The Unicode/UTF-8 locales support Unicode 4.0. The en_US.UTF-8 locale provides multiscript processing support by using UTF-8 as its codeset. This locale handles processing of input and output text in multiple scripts, and was the first locale with this capability in the Oracle Solaris operating system. The capabilities of other UTF-8 locales are similar to those of en_us.UTF-8. The discussion of en_US.UTF-8 that follows applies equally to these locales.

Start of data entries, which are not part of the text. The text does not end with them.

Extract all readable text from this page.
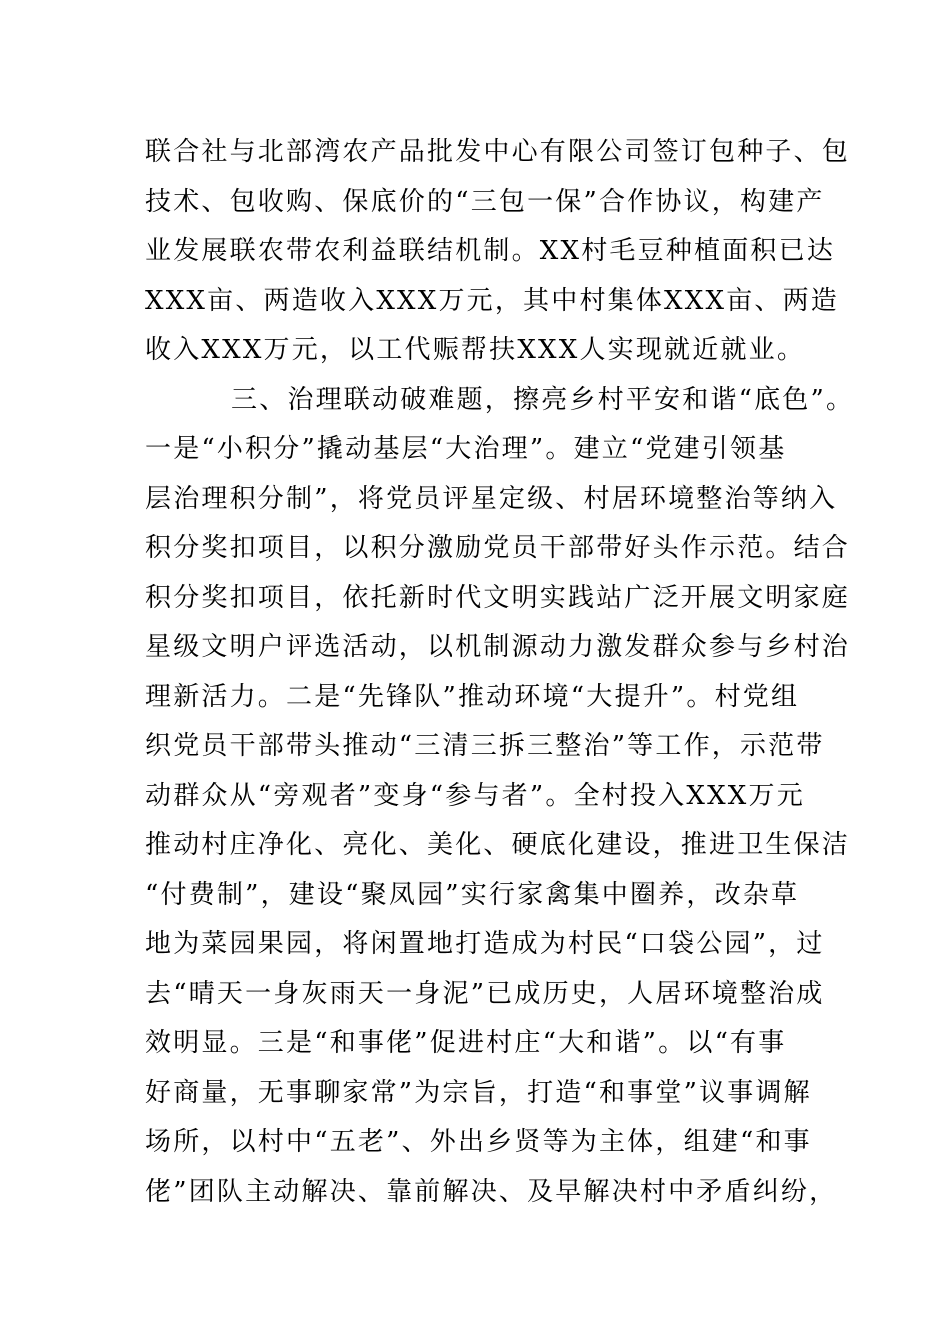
联合社与北部湾农产品批发中心有限公司签订包种子、包
技术、包收购、保底价的“三包一保”合作协议，构建产
业发展联农带农利益联结机制。XX村毛豆种植面积已达
XXX亩、两造收入XXX万元，其中村集体XXX亩、两造
收入XXX万元，以工代赈帮扶XXX人实现就近就业。
三、治理联动破难题，擦亮乡村平安和谐“底色”。
一是“小积分”撬动基层“大治理”。建立“党建引领基
层治理积分制”，将党员评星定级、村居环境整治等纳入
积分奖扣项目，以积分激励党员干部带好头作示范。结合
积分奖扣项目，依托新时代文明实践站广泛开展文明家庭
星级文明户评选活动，以机制源动力激发群众参与乡村治
理新活力。二是“先锋队”推动环境“大提升”。村党组
织党员干部带头推动“三清三拆三整治”等工作，示范带
动群众从“旁观者”变身“参与者”。全村投入XXX万元
推动村庄净化、亮化、美化、硬底化建设，推进卫生保洁
“付费制”，建设“聚凤园”实行家禽集中圈养，改杂草
地为菜园果园，将闲置地打造成为村民“口袋公园”，过
去“晴天一身灰雨天一身泥”已成历史，人居环境整治成
效明显。三是“和事佬”促进村庄“大和谐”。以“有事
好商量，无事聊家常”为宗旨，打造“和事堂”议事调解
场所，以村中“五老”、外出乡贤等为主体，组建“和事
佬”团队主动解决、靠前解决、及早解决村中矛盾纠纷，
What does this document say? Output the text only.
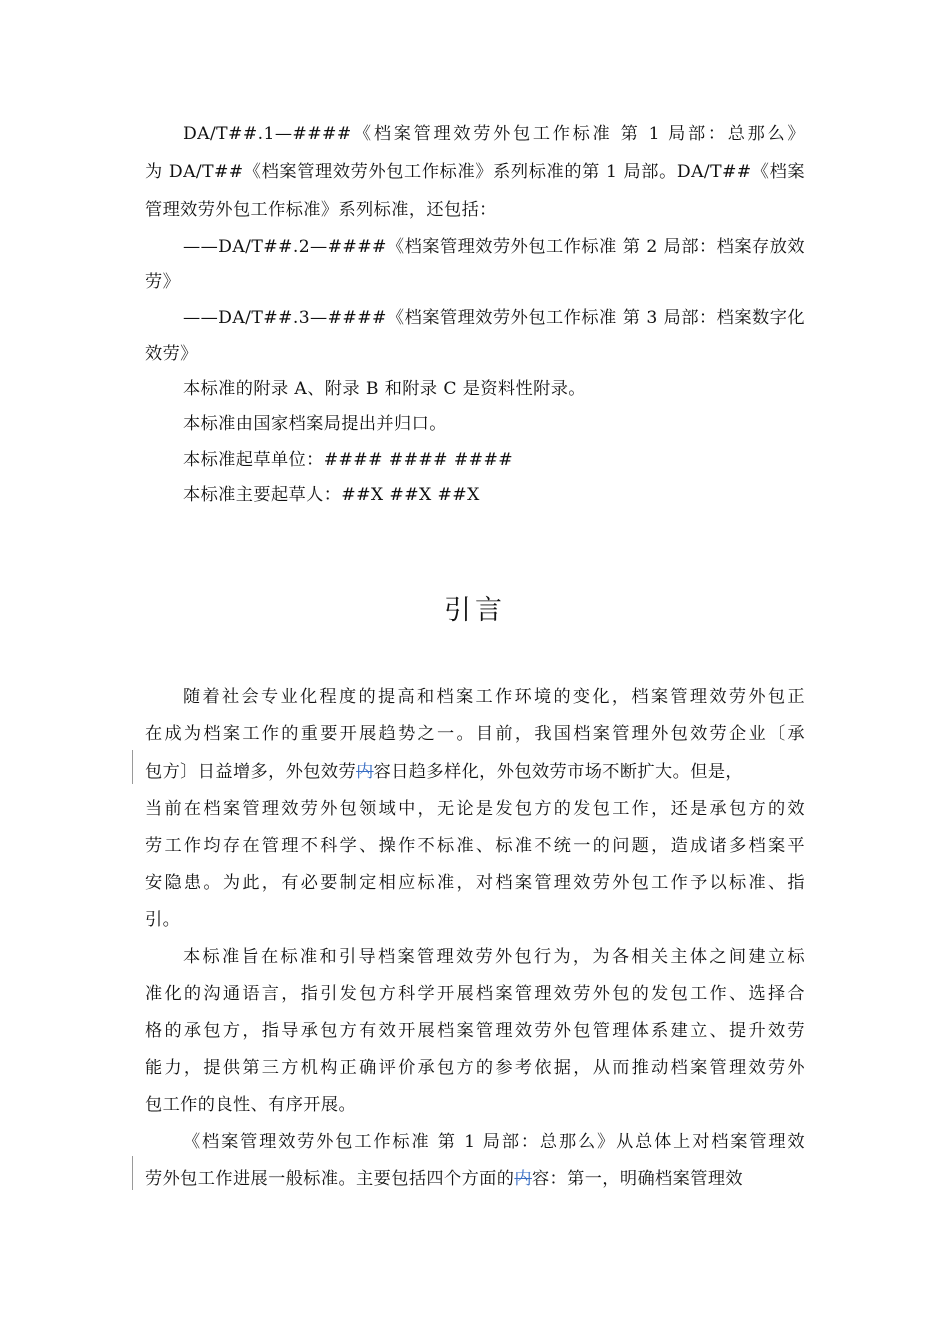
DA/T##.1—####《档案管理效劳外包工作标准 第 1 局部：总那么》
为 DA/T##《档案管理效劳外包工作标准》系列标准的第 1 局部。DA/T##《档案
管理效劳外包工作标准》系列标准，还包括：
——DA/T##.2—####《档案管理效劳外包工作标准 第 2 局部：档案存放效
劳》
——DA/T##.3—####《档案管理效劳外包工作标准 第 3 局部：档案数字化
效劳》
本标准的附录 A、附录 B 和附录 C 是资料性附录。
本标准由国家档案局提出并归口。
本标准起草单位：#### #### ####
本标准主要起草人：##X ##X ##X
引言
随着社会专业化程度的提高和档案工作环境的变化，档案管理效劳外包正
在成为档案工作的重要开展趋势之一。目前，我国档案管理外包效劳企业〔承
包方〕日益增多，外包效劳内容日趋多样化，外包效劳市场不断扩大。但是，
当前在档案管理效劳外包领域中，无论是发包方的发包工作，还是承包方的效
劳工作均存在管理不科学、操作不标准、标准不统一的问题，造成诸多档案平
安隐患。为此，有必要制定相应标准，对档案管理效劳外包工作予以标准、指
引。
本标准旨在标准和引导档案管理效劳外包行为，为各相关主体之间建立标
准化的沟通语言，指引发包方科学开展档案管理效劳外包的发包工作、选择合
格的承包方，指导承包方有效开展档案管理效劳外包管理体系建立、提升效劳
能力，提供第三方机构正确评价承包方的参考依据，从而推动档案管理效劳外
包工作的良性、有序开展。
《档案管理效劳外包工作标准 第 1 局部：总那么》从总体上对档案管理效
劳外包工作进展一般标准。主要包括四个方面的内容：第一，明确档案管理效
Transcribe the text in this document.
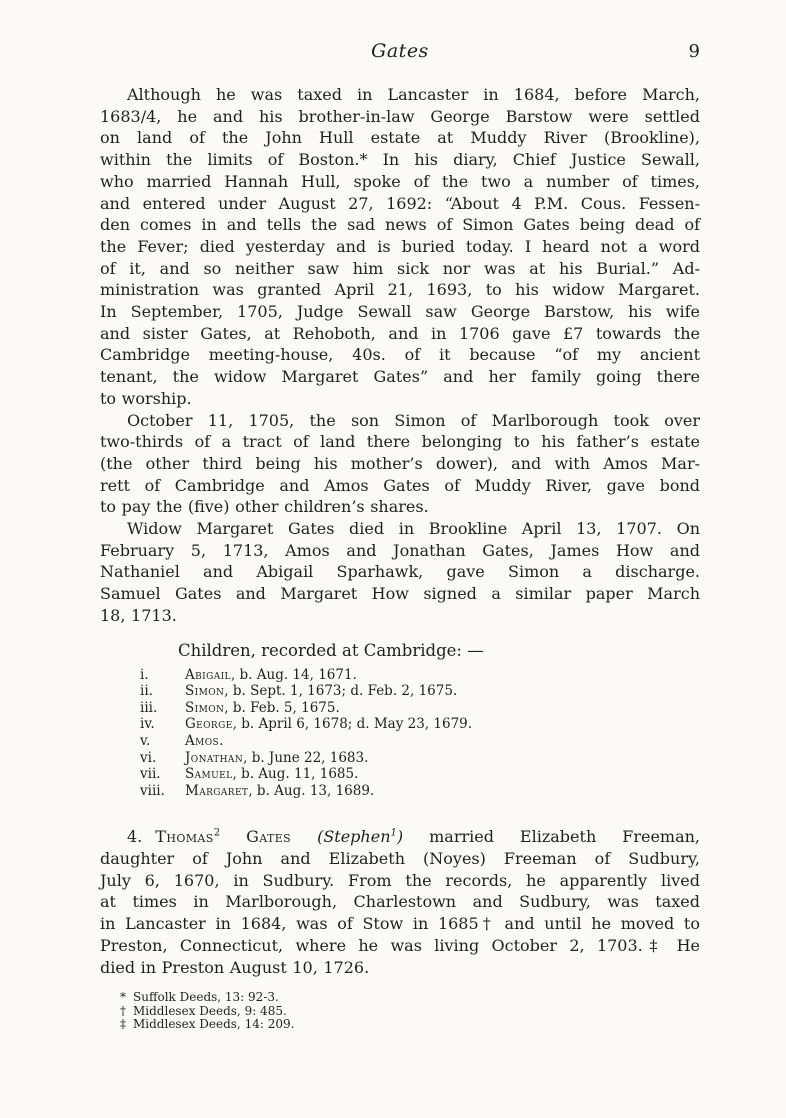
Gates	9
Although he was taxed in Lancaster in 1684, before March,
1683/4, he and his brother-in-law George Barstow were settled
on land of the John Hull estate at Muddy River (Brookline),
within the limits of Boston.* In his diary, Chief Justice Sewall,
who married Hannah Hull, spoke of the two a number of times,
and entered under August 27, 1692: “About 4 P.M. Cous. Fessen-
den comes in and tells the sad news of Simon Gates being dead of
the Fever; died yesterday and is buried today. I heard not a word
of it, and so neither saw him sick nor was at his Burial.” Ad-
ministration was granted April 21, 1693, to his widow Margaret.
In September, 1705, Judge Sewall saw George Barstow, his wife
and sister Gates, at Rehoboth, and in 1706 gave £7 towards the
Cambridge meeting-house, 40s. of it because “of my ancient
tenant, the widow Margaret Gates” and her family going there
to worship.
October 11, 1705, the son Simon of Marlborough took over
two-thirds of a tract of land there belonging to his father’s estate
(the other third being his mother’s dower), and with Amos Mar-
rett of Cambridge and Amos Gates of Muddy River, gave bond
to pay the (five) other children’s shares.
Widow Margaret Gates died in Brookline April 13, 1707. On
February 5, 1713, Amos and Jonathan Gates, James How and
Nathaniel and Abigail Sparhawk, gave Simon a discharge.
Samuel Gates and Margaret How signed a similar paper March
18, 1713.
Children, recorded at Cambridge: —
i.	Abigail, b. Aug. 14, 1671.
ii. Simon, b. Sept. 1, 1673; d. Feb. 2, 1675.
iii. Simon, b. Feb. 5, 1675.
iv. George, b. April 6, 1678; d. May 23, 1679.
v.	Amos.
vi. Jonathan, b. June 22, 1683.
vii. Samuel, b. Aug. 11, 1685.
viii. Margaret, b. Aug. 13, 1689.
4. Thomas$^2$ Gates (Stephen$^1$) married Elizabeth Freeman,
daughter of John and Elizabeth (Noyes) Freeman of Sudbury,
July 6, 1670, in Sudbury. From the records, he apparently lived
at times in Marlborough, Charlestown and Sudbury, was taxed
in Lancaster in 1684, was of Stow in 1685† and until he moved to
Preston, Connecticut, where he was living October 2, 1703.‡ He
died in Preston August 10, 1726.
* Suffolk Deeds, 13: 92-3.
† Middlesex Deeds, 9: 485.
‡ Middlesex Deeds, 14: 209.
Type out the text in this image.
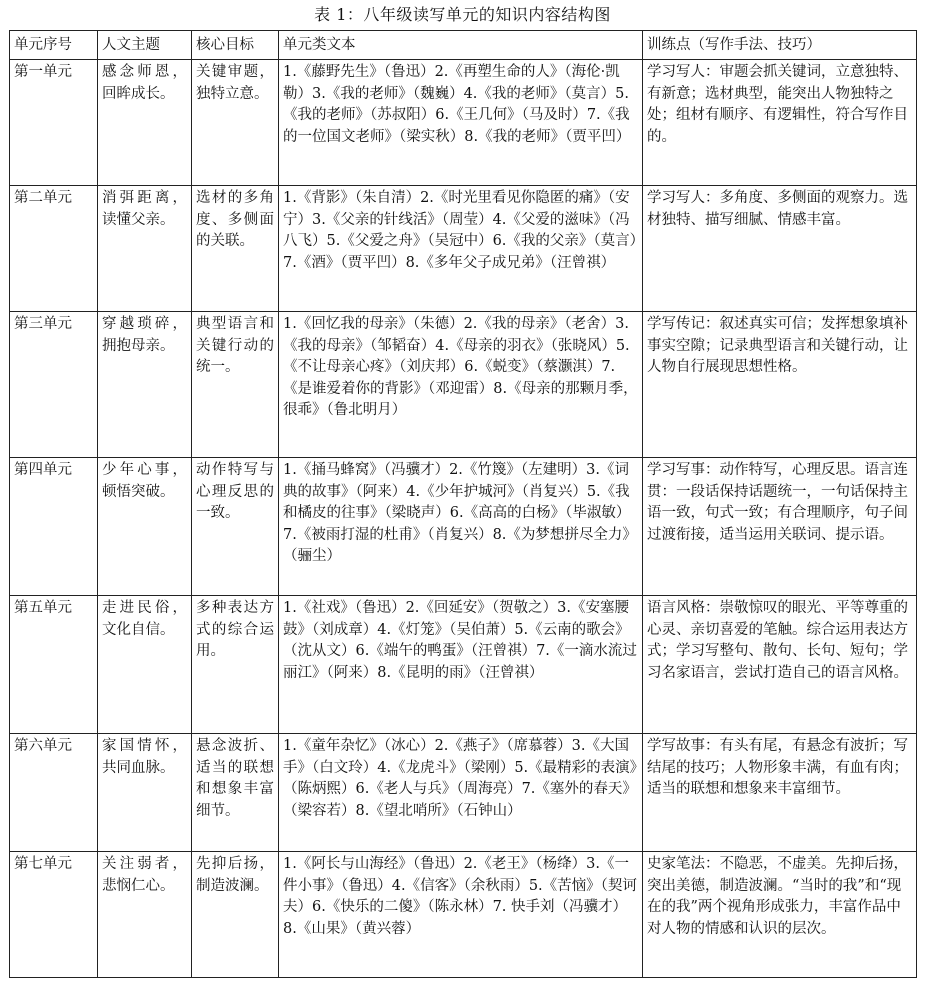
表 1：八年级读写单元的知识内容结构图
单元序号	人文主题	核心目标	单元类文本	训练点（写作手法、技巧）
第一单元	感念师恩，回眸成长。	关键审题，独特立意。	1.《藤野先生》（鲁迅）2.《再塑生命的人》（海伦·凯勒）3.《我的老师》（魏巍）4.《我的老师》（莫言）5.《我的老师》（苏叔阳）6.《王几何》（马及时）7.《我的一位国文老师》（梁实秋）8.《我的老师》（贾平凹）	学习写人：审题会抓关键词，立意独特、有新意；选材典型，能突出人物独特之处；组材有顺序、有逻辑性，符合写作目的。
第二单元	消弭距离，读懂父亲。	选材的多角度、多侧面的关联。	1.《背影》（朱自清）2.《时光里看见你隐匿的痛》（安宁）3.《父亲的针线活》（周莹）4.《父爱的滋味》（冯八飞）5.《父爱之舟》（吴冠中）6.《我的父亲》（莫言）7.《酒》（贾平凹）8.《多年父子成兄弟》（汪曾祺）	学习写人：多角度、多侧面的观察力。选材独特、描写细腻、情感丰富。
第三单元	穿越琐碎，拥抱母亲。	典型语言和关键行动的统一。	1.《回忆我的母亲》（朱德）2.《我的母亲》（老舍）3.《我的母亲》（邹韬奋）4.《母亲的羽衣》（张晓风）5.《不让母亲心疼》（刘庆邦）6.《蜕变》（蔡灏淇）7.《是谁爱着你的背影》（邓迎雷）8.《母亲的那颗月季，很乖》（鲁北明月）	学写传记：叙述真实可信；发挥想象填补事实空隙；记录典型语言和关键行动，让人物自行展现思想性格。
第四单元	少年心事，顿悟突破。	动作特写与心理反思的一致。	1.《捅马蜂窝》（冯骥才）2.《竹篾》（左建明）3.《词典的故事》（阿来）4.《少年护城河》（肖复兴）5.《我和橘皮的往事》（梁晓声）6.《高高的白杨》（毕淑敏）7.《被雨打湿的杜甫》（肖复兴）8.《为梦想拼尽全力》（骊尘）	学习写事：动作特写，心理反思。语言连贯：一段话保持话题统一，一句话保持主语一致，句式一致；有合理顺序，句子间过渡衔接，适当运用关联词、提示语。
第五单元	走进民俗，文化自信。	多种表达方式的综合运用。	1.《社戏》（鲁迅）2.《回延安》（贺敬之）3.《安塞腰鼓》（刘成章）4.《灯笼》（吴伯萧）5.《云南的歌会》（沈从文）6.《端午的鸭蛋》（汪曾祺）7.《一滴水流过丽江》（阿来）8.《昆明的雨》（汪曾祺）	语言风格：崇敬惊叹的眼光、平等尊重的心灵、亲切喜爱的笔触。综合运用表达方式；学习写整句、散句、长句、短句；学习名家语言，尝试打造自己的语言风格。
第六单元	家国情怀，共同血脉。	悬念波折、适当的联想和想象丰富细节。	1.《童年杂忆》（冰心）2.《燕子》（席慕蓉）3.《大国手》（白文玲）4.《龙虎斗》（梁刚）5.《最精彩的表演》（陈炳熙）6.《老人与兵》（周海亮）7.《塞外的春天》（梁容若）8.《望北哨所》（石钟山）	学写故事：有头有尾，有悬念有波折；写结尾的技巧；人物形象丰满，有血有肉；适当的联想和想象来丰富细节。
第七单元	关注弱者，悲悯仁心。	先抑后扬，制造波澜。	1.《阿长与山海经》（鲁迅）2.《老王》（杨绛）3.《一件小事》（鲁迅）4.《信客》（余秋雨）5.《苦恼》（契诃夫）6.《快乐的二傻》（陈永林）7. 快手刘（冯骥才）8.《山果》（黄兴蓉）	史家笔法：不隐恶，不虚美。先抑后扬，突出美德，制造波澜。“当时的我”和“现在的我”两个视角形成张力，丰富作品中对人物的情感和认识的层次。
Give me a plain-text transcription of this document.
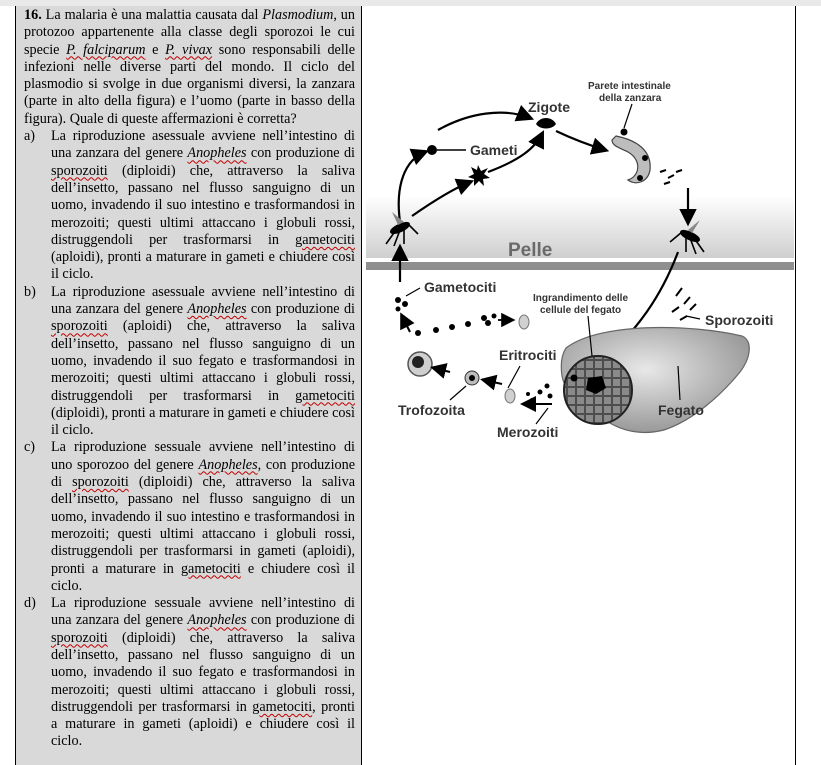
16. La malaria è una malattia causata dal Plasmodium, un protozoo appartenente alla classe degli sporozoi le cui specie P. falciparum e P. vivax sono responsabili delle infezioni nelle diverse parti del mondo. Il ciclo del plasmodio si svolge in due organismi diversi, la zanzara (parte in alto della figura) e l’uomo (parte in basso della figura). Quale di queste affermazioni è corretta?

a)	La riproduzione asessuale avviene nell’intestino di una zanzara del genere Anopheles con produzione di sporozoiti (diploidi) che, attraverso la saliva dell’insetto, passano nel flusso sanguigno di un uomo, invadendo il suo intestino e trasformandosi in merozoiti; questi ultimi attaccano i globuli rossi, distruggendoli per trasformarsi in gametociti (aploidi), pronti a maturare in gameti e chiudere così il ciclo.
b)	La riproduzione asessuale avviene nell’intestino di una zanzara del genere Anopheles con produzione di sporozoiti (aploidi) che, attraverso la saliva dell’insetto, passano nel flusso sanguigno di un uomo, invadendo il suo fegato e trasformandosi in merozoiti; questi ultimi attaccano i globuli rossi, distruggendoli per trasformarsi in gametociti (diploidi), pronti a maturare in gameti e chiudere così il ciclo.
c)	La riproduzione sessuale avviene nell’intestino di uno sporozoo del genere Anopheles, con produzione di sporozoiti (diploidi) che, attraverso la saliva dell’insetto, passano nel flusso sanguigno di un uomo, invadendo il suo intestino e trasformandosi in merozoiti; questi ultimi attaccano i globuli rossi, distruggendoli per trasformarsi in gameti (aploidi), pronti a maturare in gametociti e chiudere così il ciclo.
d)	La riproduzione sessuale avviene nell’intestino di una zanzara del genere Anopheles con produzione di sporozoiti (diploidi) che, attraverso la saliva dell’insetto, passano nel flusso sanguigno di un uomo, invadendo il suo fegato e trasformandosi in merozoiti; questi ultimi attaccano i globuli rossi, distruggendoli per trasformarsi in gametociti, pronti a maturare in gameti (aploidi) e chiudere così il ciclo.
Pelle
Gameti
Zigote
Parete intestinale
della zanzara
Gametociti
Trofozoita
Eritrociti
Merozoiti
Ingrandimento delle
cellule del fegato
Sporozoiti
Fegato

UTF-8 is a file-system safe Universal Character Set Transformation Format of Unicode/ISO/IEC 10646-1 formulated by X/Open-Uniforum Joint Internationalization Working Group (XoJIG) in 1992 and approved by ISO and IEC, as Amendment 2 to ISO/IEC 10646-1:1993 in 1996. This standard has been adopted by the Unicode Consortium, the International Standards Organization, and the International Electrotechnical Commission as a part of Unicode 4.0 and ISO/IEC 10646-1.
Unicode locales in the Oracle Solaris environment support the processing of every code point value that is defined in Unicode 4.0 and ISO/IEC 10646-1 and 10646-2. Supported scripts include pan-European and Asian scripts and also complex text layout scripts for the Arabic, Hebrew, Indic, and Thai languages.
Some Unicode locales, notably the Asian locales, include more Kanji or Hanzi glyphs.
Due to limited font resources, the current Oracle Solaris Unicode locales include character glyphs from the following character sets.
ISO 8859-1 (most Western European languages, such as English, French, Spanish, and German)
ISO 8859-2 (most Central European languages, such as Czech, Polish, and Hungarian)
ISO 8859-6 (Arabic, including many more presentation-form character glyphs)
ISO 8859-9 (Turkish)
TIS 620.2533 (Thai, including many more presentation-form character glyphs)
ISO 8859–15 (most Western European languages with euro sign)
KSC 5601–1992 Annex 3 (Korean)
HKSCS (Traditional Chinese, Hong Kong)
IS 13194.1991, also known as ISCII (Hindi, including many more presentation-form character glyphs)
If you try to view characters for which the en_US.UTF-8 locale does not have corresponding glyphs, the locale displays a no-glyph glyph instead, as shown in the following illustration:
The locale is selectable at installation time and may be designated as the system default locale.
The same level of en_US.UTF-8 locale support is provided for both 64-bit and 32-bit Oracle Solaris systems.
Motif and CDE desktop applications and libraries support the en_US.UTF-8 locale. However, XView™ and OLIT libraries do not support the en_US.UTF-8 locale.